Past a group of seventeenth-century Almshouses we travel on to Broseley, home of the Broseley Clays, beloved of fireside smokers. The town, with its mean brick dwellings, has a decayed look about it; but in one of the streets, outside a public-house, we chance upon a rare example of local wrought-iron work, which is illustrated above.
'Fight to the left at the cross-roads, and then you canna miss the way,' remarks a passer-by of whom we now enquire the route to Benthall. Dumpy, pot-bellied pottery kilns, bowered in flowering hawthorn, rise by the roadside, where the brilliant blue Borage is abloom in untended corners.
A fine avenue of forest trees leads us to Benthall Hall, a stately freestone mansion of the sixteenth century, its mullioned windows and projecting porch making a goodly show in the landscape. Close at hand, its only neighbour, appears the parish church, a curious little whitewashed edifice, destroyed and rebuilt at the time of the Great Rebellion, when Benthall was held for the King. Its internal economy is a survival of the churchwarden period, down to the stiff, penitential box-pews, and the faded red curtains in the southward windows.
In olden times an extensive tract of woodland, called the Royal Hay, or Forest, of Shirlot, covered the rough broken country lying to the south of Broseley.
About the centre of this district lies Willey Park, the ancient demesne of the Foresters; an estate which has never, it is said, been bartered for filthy lucre since first it was granted by Henry II. to the Keeper of the Royal Forest.
The Foresters of bygone days seem to have been a free, open-handed race, and keen sportsmen to boot. Tom Moody himself made his name famous amongst the fox-hunting squires and parsons, who rode to hounds in the train of my Lord Forester.
Willey Hall, a solid, substantial stone edifice, stands atop of a gentle rise, overlooking a chain of lake-like pools embosomed amidst shadowy woodlands. Half a mile east, in a nook of the park, lies Willey church: near to which we notice a natural curiosity, an oak and an ash tree enjoying life on the co-operative principle by sharing a single stem between them.
Thenceforward our way lies through a reach of old forest land, full of gnarled timber trees and carpeted with ferns—remains of Shirlot Forest.

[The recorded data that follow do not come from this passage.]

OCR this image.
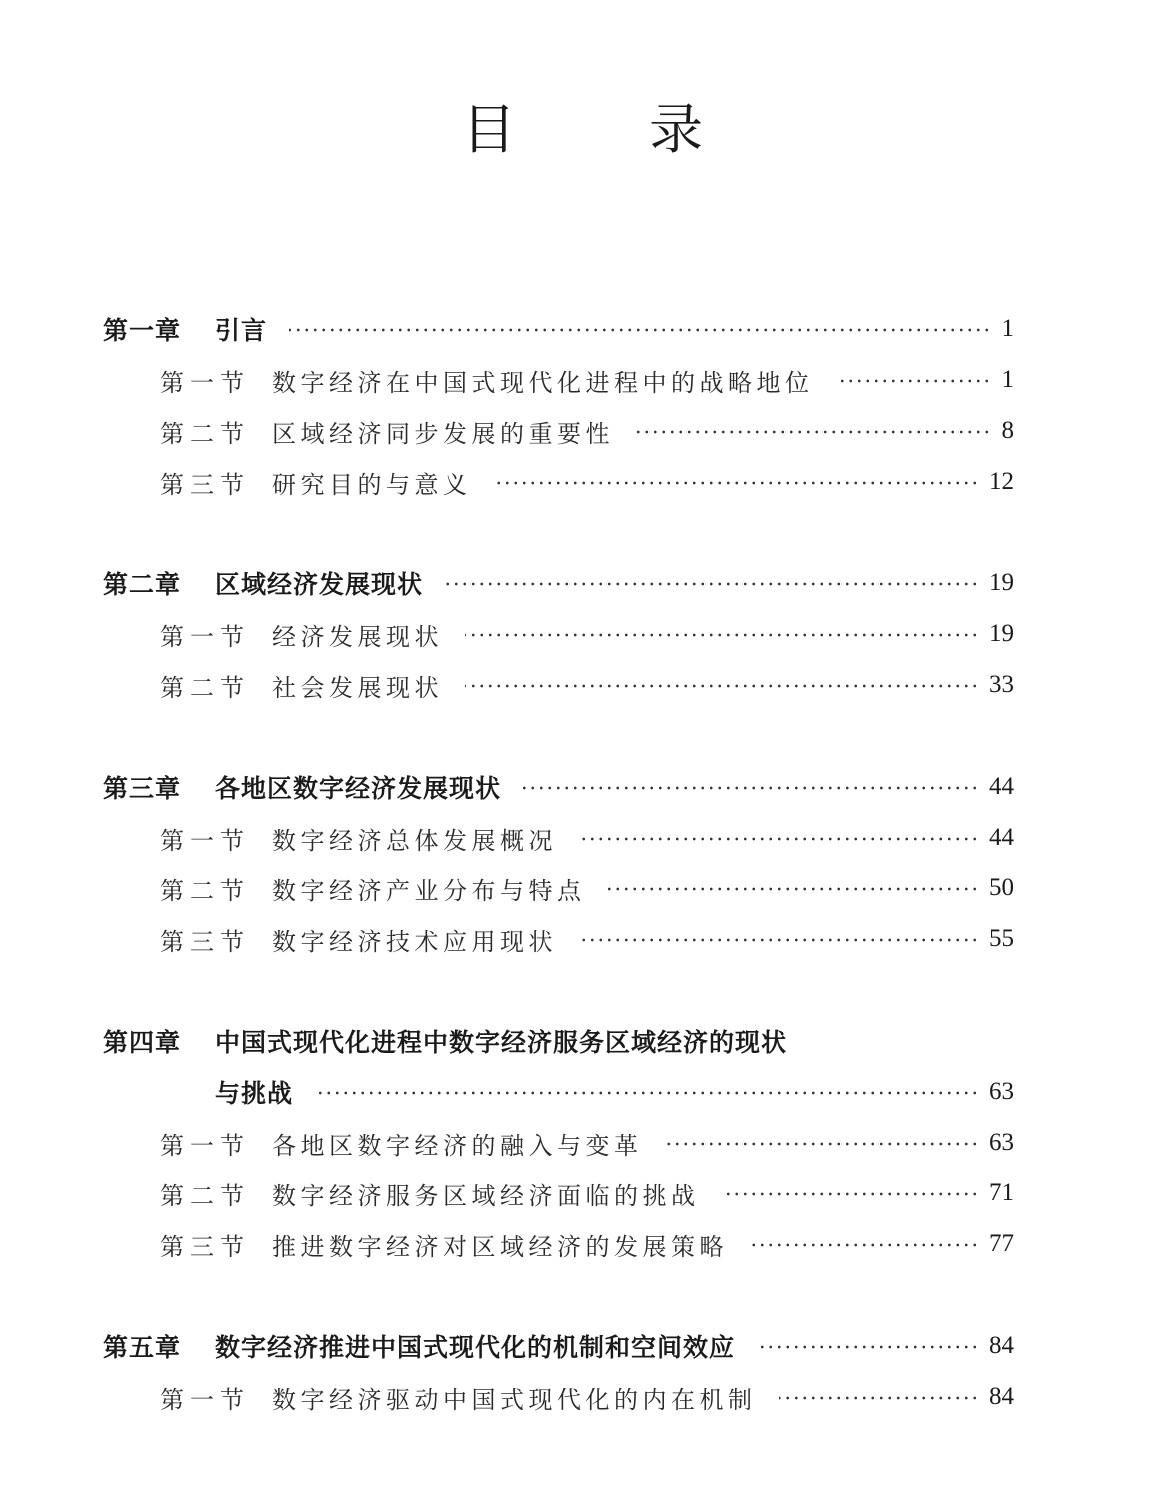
目 录
第一章 引言	1
第一节 数字经济在中国式现代化进程中的战略地位	1
第二节 区域经济同步发展的重要性	8
第三节 研究目的与意义	12
第二章 区域经济发展现状	19
第一节 经济发展现状	19
第二节 社会发展现状	33
第三章 各地区数字经济发展现状	44
第一节 数字经济总体发展概况	44
第二节 数字经济产业分布与特点	50
第三节 数字经济技术应用现状	55
第四章 中国式现代化进程中数字经济服务区域经济的现状
与挑战	63
第一节 各地区数字经济的融入与变革	63
第二节 数字经济服务区域经济面临的挑战	71
第三节 推进数字经济对区域经济的发展策略	77
第五章 数字经济推进中国式现代化的机制和空间效应	84
第一节 数字经济驱动中国式现代化的内在机制	84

In the heart of these woodlands we come upon a tall, ruinous stone obelisk, known as the Shirlot Monument; whence, after traversing the gorse-clad uplands of Shirlot Common, we return in due course to Much Wenlock.
Road and rail keep fast company through Farley Dingle, the deep, picturesque defile, by which one descends from Much Wenlock to the vale of Severn. A brawling stream, as it winds adown the dingle, has been ponded in and set to drive some rustic mills upon its banks.